The downstream consequences range from issuing an embarrassing correction to facing legal liability, depending on what was said, to whom, and in what context.
The risk is sharpest in high-stakes domains: a legal summary with incorrect case citations, a financial brief with fabricated figures, a compliance report that misrepresents a regulation. With shadow AI, there is no established process to catch these mistakes.
6. Shadow AI undermines your ability to govern AI at scale
Shadow AI eliminates your organization’s ability to govern AI use. Every unsanctioned AI platform is a data point that you don’t own. Every unsanctioned AI workflow is a dependency you don’t manage.
Moreover, organizations that lack visibility into AI use can’t make informed decisions about which AI investments to prioritize, which workflows are ripe for automation, or which risks require immediate mitigation. Simply put, they are governing in the dark.
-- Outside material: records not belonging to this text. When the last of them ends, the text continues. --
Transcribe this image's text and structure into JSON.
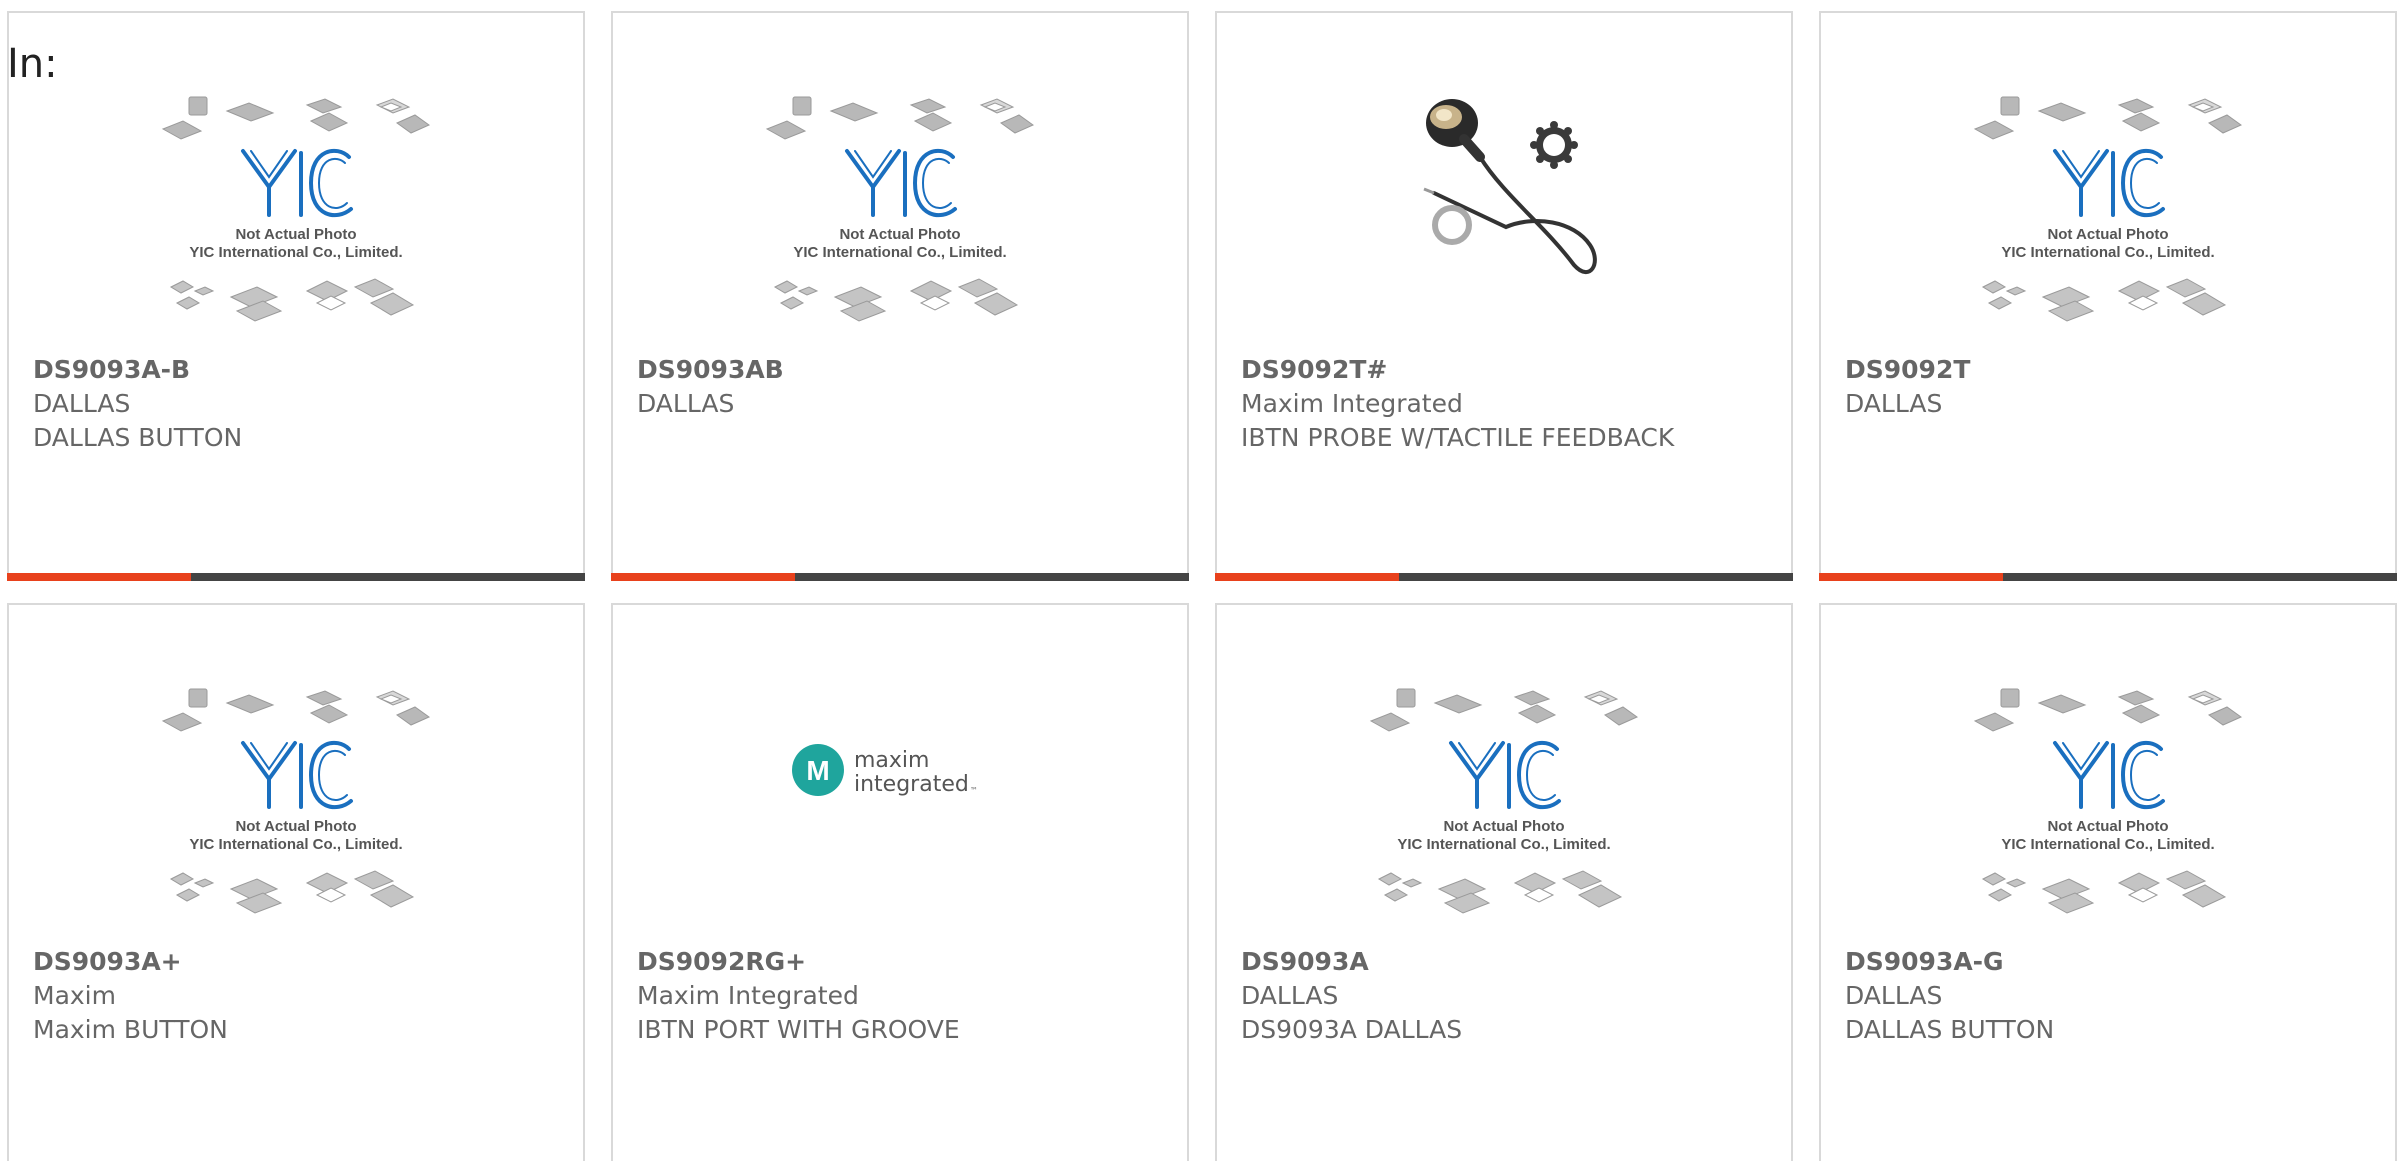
{
  "header": {
    "label": "In:"
  },
  "colors": {
    "accent": "#e8411c",
    "bar": "#444444",
    "border": "#d9d9d9",
    "text": "#666666"
  },
  "placeholder": {
    "line1": "Not Actual Photo",
    "line2": "YIC International Co., Limited."
  },
  "maxim_logo": {
    "line1": "maxim",
    "line2": "integrated",
    "tm": "™"
  },
  "products": [
    {
      "pn": "DS9093A-B",
      "mfr": "DALLAS",
      "desc": "DALLAS BUTTON",
      "image": "yic-placeholder"
    },
    {
      "pn": "DS9093AB",
      "mfr": "DALLAS",
      "desc": "",
      "image": "yic-placeholder"
    },
    {
      "pn": "DS9092T#",
      "mfr": "Maxim Integrated",
      "desc": "IBTN PROBE W/TACTILE FEEDBACK",
      "image": "probe-photo"
    },
    {
      "pn": "DS9092T",
      "mfr": "DALLAS",
      "desc": "",
      "image": "yic-placeholder"
    },
    {
      "pn": "DS9093A+",
      "mfr": "Maxim",
      "desc": "Maxim BUTTON",
      "image": "yic-placeholder"
    },
    {
      "pn": "DS9092RG+",
      "mfr": "Maxim Integrated",
      "desc": "IBTN PORT WITH GROOVE",
      "image": "maxim-logo"
    },
    {
      "pn": "DS9093A",
      "mfr": "DALLAS",
      "desc": "DS9093A DALLAS",
      "image": "yic-placeholder"
    },
    {
      "pn": "DS9093A-G",
      "mfr": "DALLAS",
      "desc": "DALLAS BUTTON",
      "image": "yic-placeholder"
    }
  ]
}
With maturing AI regulations such as the European Union AI Act, organizations will increasingly be required to demonstrate how AI is used within their operations. Shadow AI makes that demonstration impossible.
What’s next: You can’t ban your way to safety
The question isn’t whether to allow AI in your organization—the question is how you’re going to govern it. Organizations must treat AI governance as an ongoing operational function rather than a one-time policy rollout.
The pace of AI adoption is evolving faster than traditional governance cycles, and reactive approaches will continue to leave blind spots. Regular awareness training can help close the gap more effectively than fear-based restrictions.
Employees are already using AI at work—in their browsers, their inboxes, their meeting summaries, and their code editors. The organizations that reduce risk successfully will be the ones that accept this reality early. Creating secure pathways for adoption is how enterprises root out shadow AI.
That means sanctioning the tools employees are already reaching for, setting guardrails inside platforms like Microsoft Copilot and Google Gemini, and making the compliant path the easiest one. Because when governance is harder to follow than it is to ignore, it isn’t governance—it’s a liability.